La Rocca Giuseppe La, Simboli Giorgia Antonia, Vincenzoni Federica, Rossetti Diana Valeria, Urbani Andrea, Ius Tamara, Della Pepa Giuseppe Maria, Olivi Alessandro, Sabatino Giovanni, Desiderio Claudia
Department of Neurosurgery, Mater Olbia Hospital, 07026 Olbia, Italy.
Institute of Neurosurgery, Fondazione Policlinico Universitario A. Gemelli IRCCS, Catholic University, 00168 Rome, Italy.
Cancers (Basel). 2020 Dec 23;13(1):30. doi: 10.3390/cancers13010030.
The present investigation aimed to characterize the protein profile of cavitating ultrasound aspirator fluid of newly diagnosed and recurrent glioblastoma comparing diverse zones of collection, i.e., tumor core and tumor periphery, with the aid of 5-aminolevulinic acid fluorescence. The samples were pooled and analyzed in triplicate by LC-MS following the shotgun proteomic approach. The identified proteins were then grouped to disclose elements exclusive and common to the tumor state or tumor zones and submitted to gene ontology classification and pathway overrepresentation analysis. The proteins common to the distinct zones were further investigated by relative quantitation, following a label free approach, to disclose possible differences of expression. Nine proteins, i.e., tubulin 2B chain, CD59, far upstream element-binding, CD44, histone H1.4, caldesmon, osteopontin, tropomyosin chain and metallothionein-2, marked the core of newly diagnosed glioblastoma with respect to tumor periphery. Considering the tumor zone, including the core and the fluorescence positive periphery, the serine glycine biosynthesis, pentose phosphate, 5-hydroxytryptamine degredation, de novo purine biosynthesis and huntington disease pathways resulted statistically significantly overrepresented with respect to the human genome of reference. The fluorescence negative zone shared several protein elements with the tumor zone, possibly indicating the presence of pathological aspects of glioblastoma rather than of normal brain parenchyma.

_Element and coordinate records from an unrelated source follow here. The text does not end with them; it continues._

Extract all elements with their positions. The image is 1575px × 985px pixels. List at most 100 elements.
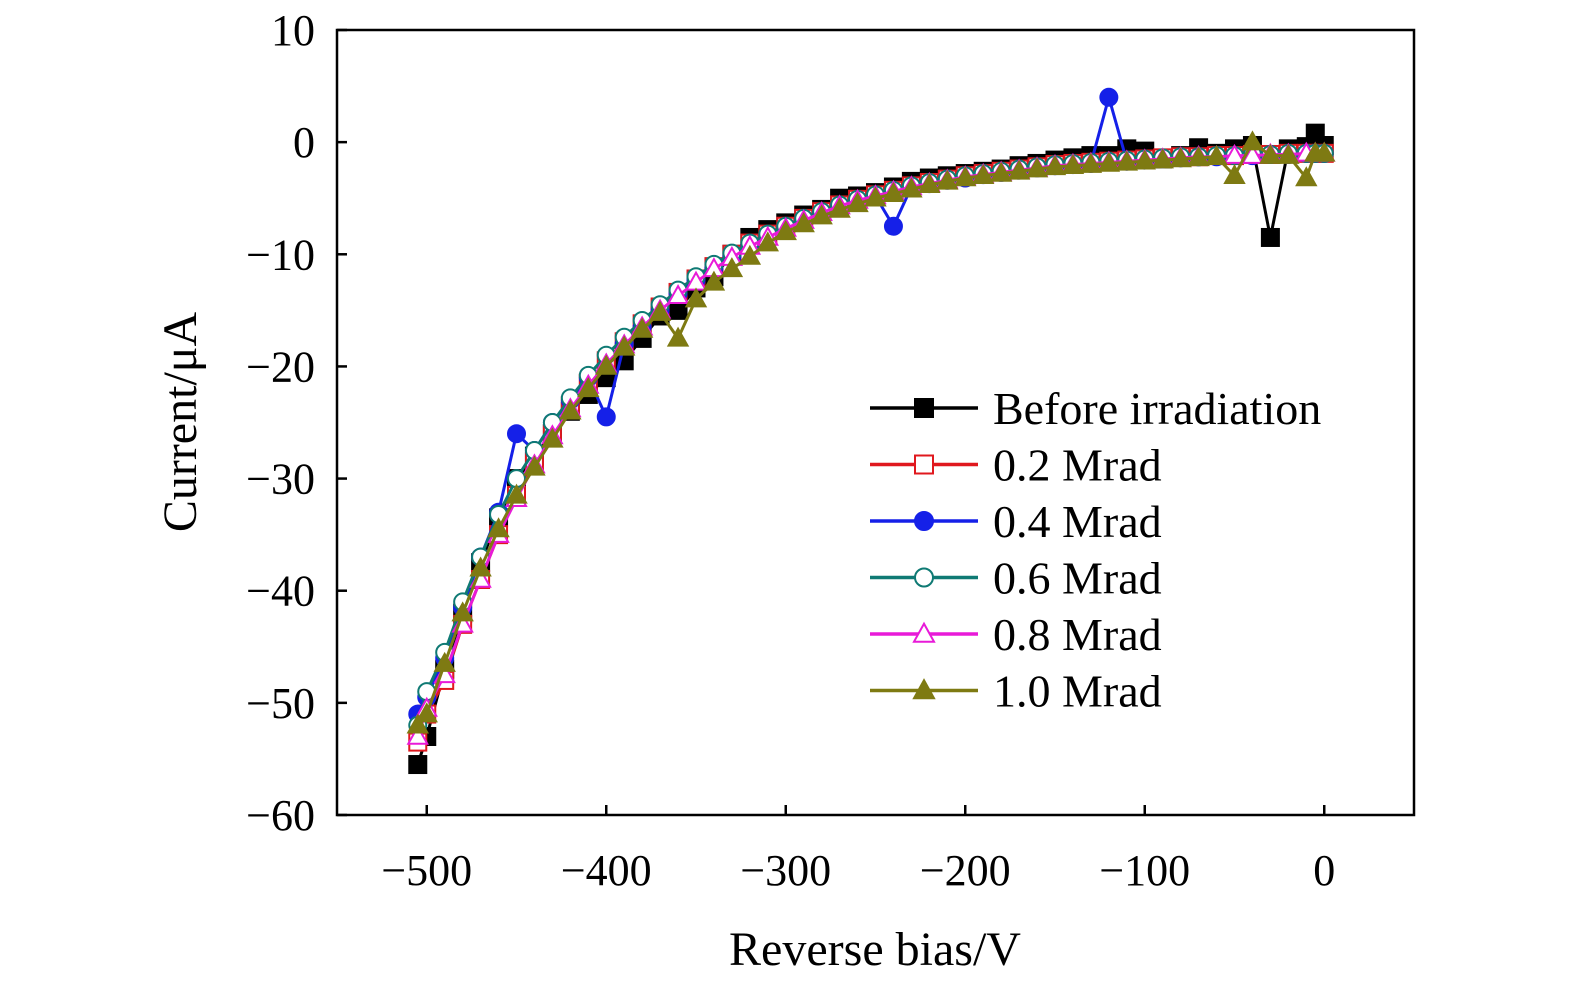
legend-item: 0.4 Mrad [870, 496, 1162, 547]
legend-item: 0.6 Mrad [870, 553, 1162, 604]
legend-item: 0.2 Mrad [870, 440, 1162, 491]
data-point [406, 713, 429, 734]
data-point [1133, 149, 1156, 170]
data-point [883, 216, 903, 236]
data-point [1097, 151, 1121, 172]
data-point [774, 220, 797, 241]
series-line [416, 131, 1326, 765]
data-point [1007, 159, 1031, 180]
data-point [1043, 155, 1067, 176]
data-point [1115, 150, 1139, 171]
data-point [989, 161, 1013, 182]
data-point [900, 177, 923, 198]
data-point [415, 702, 438, 723]
data-point [1187, 146, 1210, 167]
legend-swatch-marker [914, 454, 934, 475]
data-point [846, 192, 869, 213]
data-point [666, 326, 690, 347]
y-tick-label: 10 [271, 6, 315, 55]
data-point [1169, 147, 1192, 168]
x-tick-label: −100 [1099, 846, 1190, 895]
data-point [936, 169, 959, 190]
data-point [1295, 166, 1318, 187]
data-point [612, 335, 636, 356]
x-tick-label: 0 [1313, 846, 1335, 895]
legend-label: Before irradiation [993, 383, 1321, 434]
legend-item: 1.0 Mrad [870, 666, 1162, 717]
data-point [1061, 153, 1085, 174]
x-axis-ticks: −500 −400 −300 −200 −100 0 [381, 805, 1335, 895]
data-point [559, 399, 582, 420]
series-line [416, 151, 1325, 743]
data-point [1099, 87, 1119, 107]
legend-label: 1.0 Mrad [993, 666, 1162, 717]
y-tick-label: −10 [246, 230, 315, 279]
data-point [1260, 227, 1280, 247]
legend-swatch-marker [914, 567, 934, 588]
data-point [756, 231, 780, 252]
data-point [595, 354, 618, 375]
data-point [1025, 157, 1049, 178]
data-point [541, 427, 564, 448]
data-point [864, 186, 887, 207]
data-point [810, 204, 833, 225]
data-point [1259, 143, 1282, 164]
data-point [487, 517, 510, 538]
legend-label: 0.4 Mrad [993, 496, 1162, 547]
plot-frame [335, 28, 1416, 817]
data-point [408, 755, 428, 775]
data-point [1223, 164, 1246, 185]
data-point [406, 724, 429, 745]
legend-swatch-marker [912, 678, 936, 700]
data-point [971, 164, 995, 185]
data-point [1079, 152, 1103, 173]
data-point [828, 197, 851, 218]
data-point [1241, 130, 1264, 151]
y-axis-label: Current/μA [154, 311, 207, 532]
data-point [469, 556, 492, 577]
data-point [433, 651, 456, 672]
legend-item: Before irradiation [870, 383, 1321, 434]
data-point [882, 181, 905, 202]
data-point [918, 173, 941, 194]
legend-swatch-marker [912, 621, 936, 643]
data-point [1223, 143, 1246, 164]
data-point [684, 287, 708, 308]
data-point [1205, 144, 1228, 165]
y-tick-label: −30 [246, 455, 315, 504]
x-tick-label: −300 [740, 846, 831, 895]
legend-swatch-marker [914, 511, 934, 531]
legend-label: 0.2 Mrad [993, 440, 1162, 491]
series-layer [406, 87, 1336, 775]
legend-swatch-marker [914, 398, 934, 418]
series-6 [406, 130, 1336, 734]
data-point [954, 166, 977, 187]
data-point [738, 244, 762, 265]
data-point [505, 483, 528, 504]
x-tick-label: −500 [381, 846, 472, 895]
y-axis-ticks: 10 0 −10 −20 −30 −40 −50 −60 [246, 6, 347, 840]
data-point [1241, 143, 1264, 164]
data-point [1151, 148, 1174, 169]
data-point [451, 601, 474, 622]
data-point [720, 257, 744, 278]
data-point [648, 300, 672, 321]
x-tick-label: −400 [561, 846, 652, 895]
x-axis-label: Reverse bias/V [729, 923, 1021, 976]
data-point [666, 284, 690, 305]
legend-label: 0.8 Mrad [993, 609, 1162, 660]
data-point [792, 212, 815, 233]
legend-item: 0.8 Mrad [870, 609, 1162, 660]
data-point [702, 270, 726, 291]
data-point [668, 300, 688, 320]
data-point [1277, 143, 1300, 164]
data-point [630, 317, 654, 338]
data-point [1313, 141, 1336, 162]
data-point [596, 407, 616, 427]
y-tick-label: −60 [246, 791, 315, 840]
y-tick-label: −50 [246, 679, 315, 728]
legend-label: 0.6 Mrad [993, 553, 1162, 604]
data-point [577, 377, 600, 398]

On the other hand, its exclusive protein elements were considered to represent the healthy zone and, accordingly, exhibiting no pathways overrepresentation. On the contrary to newly diagnosed glioblastoma, pathway overrepresentation was recognized only in the healthy zone of recurrent glioblastoma. The TGFβ signaling pathway, exclusively classified in the fluorescence negative periphery in newly diagnosed glioblastoma, was instead the exclusive pathway classified in the tumor core of recurrent glioblastoma. These results, preliminary obtained on sample pools, demonstrated the potential of cavitron ultrasonic sur.
本研究旨在借助5-氨基乙酰丙酸荧光,对新诊断和复发性胶质母细胞瘤的超声空化吸引液的蛋白质谱进行表征,比较不同的采集区域,即肿瘤核心和肿瘤周边。将样本汇集后,采用鸟枪法蛋白质组学方法通过液相色谱-质谱联用(LC-MS)进行一式三份分析。然后将鉴定出的蛋白质分组,以揭示肿瘤状态或肿瘤区域独有的和共有的元素,并进行基因本体分类和通路富集分析。采用无标记方法通过相对定量进一步研究不同区域共有的蛋白质,以揭示可能的表达差异。九种蛋白质,即微管蛋白2B链、CD59、远上游元件结合蛋白、CD44、组蛋白H1.4、钙调蛋白、骨桥蛋白、原肌球蛋白链和金属硫蛋白-2,在新诊断的胶质母细胞瘤核心相对于肿瘤周边有显著特征。考虑到肿瘤区域,包括核心和荧光阳性周边,丝氨酸甘氨酸生物合成、磷酸戊糖、5-羟色胺降解、嘌呤从头合成和亨廷顿病通路相对于参考人类基因组在统计学上有显著富集。荧光阴性区域与肿瘤区域共享几个蛋白质元素,这可能表明存在胶质母细胞瘤的病理特征而非正常脑实质。另一方面,其独有的蛋白质元素被认为代表健康区域,因此未表现出通路富集。与新诊断的胶质母细胞瘤相反,通路富集仅在复发性胶质母细胞瘤的健康区域被识别。在新诊断的胶质母细胞瘤中仅在荧光阴性周边分类的转化生长因子β(TGFβ)信号通路,在复发性胶质母细胞瘤的肿瘤核心中却是唯一分类的通路。这些在样本汇集上初步获得的结果证明了超声空化吸引术的潜力。